Le suivant

Un jeune homme nous raconte sa vie depuis le jour où il fut emmené loin de chez lui par des hommes armés. Le motif est simple : il n’aime pas assez son « grand pays » alors il est enfermé dans un camp de travail. Tout juste âgé de 19 ans, il est plongé dans des journées de travail sans fin. Malgré tout cela, il y fait une rencontre déterminante : celle d’un garçon qui l’interpelle, le fascine sur lequel il règle ses pas. Bien après sa libération, ce « modèle » le précède inconsciemment. Ainsi il lui succède dans les bras d’une femme. Il devient même le beau-père de la fille du « modèle ». A-t-il vraiment choisi sa vie?

Je ne me déteste plus comme avant. Cela fait cinq mois maintenant que je suis sur le fleuve chaque jour, que je prends les geste du garçon, sa voix. Je suis debout sur les troncs énormes, l’effort rend mon corps plus tranchant, plus semblable au sien. Lorsque je me réveille le matin je me tourne vers son lit pour être sûr qu’il est bien là, c’est la première chose que je fais. Il se lève parmi les derniers, je sors derrière lui pour le rassemblement. 

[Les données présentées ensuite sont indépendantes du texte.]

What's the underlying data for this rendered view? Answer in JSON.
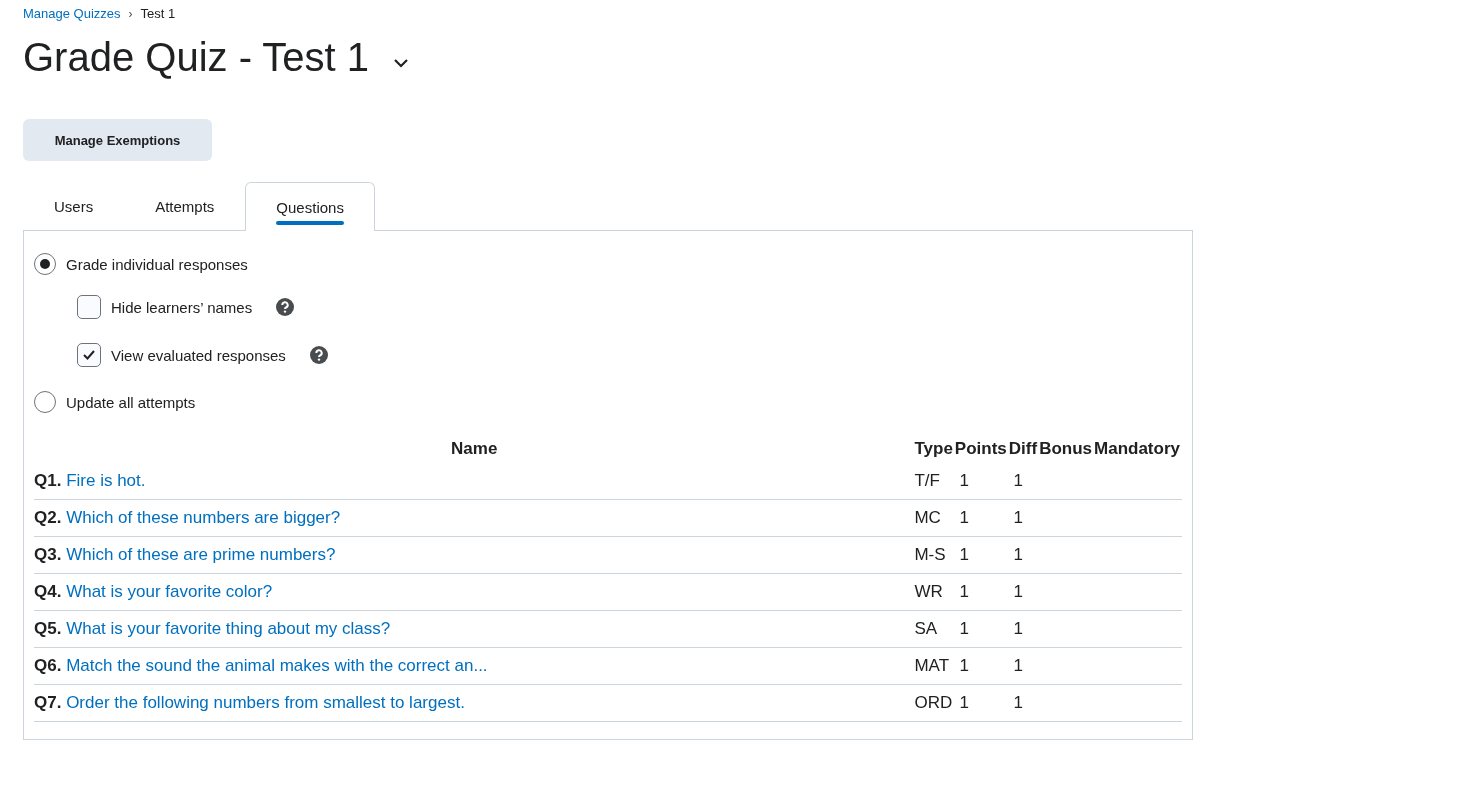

Ce roman est une sorte de journal. Chaque page présente un moment, peut-être une journée particulière. Pourtant, il n’y a aucune indication de jour, d’année. Nous savons que cette histoire se passe en Russie, pendant la dictature stalinienne. L’intimité créée par la forme du récit (le journal) et le ton direct (une narration à la première personne) nous permet de suivre avec intérêt cette histoire. Le narrateur, Aliocha, exprime sa fascination très facilement et très simplement. Le ton très épuré du texte permet une lecture très fluide. En évitant tout rebondissement maladroit, nous suivons la logique de cette écriture : comprendre un homme qui suit, qui rentre dans un moule (qu’il s’est choisi). Aliocha ne va pas plus loin que son modèle. La question est de savoir s’il exprime sa véritable nature et surtout si cela est possible à l’époque, celle d’une dictature. Ce roman, par sa simplicité, émeut parfois mais interroge une expression très répandue dans les créations contemporaines : « être au monde ». Aliocha est-il vraiment au monde? Cette problématique questionne tous les aspects de la vie : travail, amour … allant même jusqu’au choix de la mort.

Ce roman de Sébastien Ménestrier est publié par Buchet/Chastel au prix de 12€.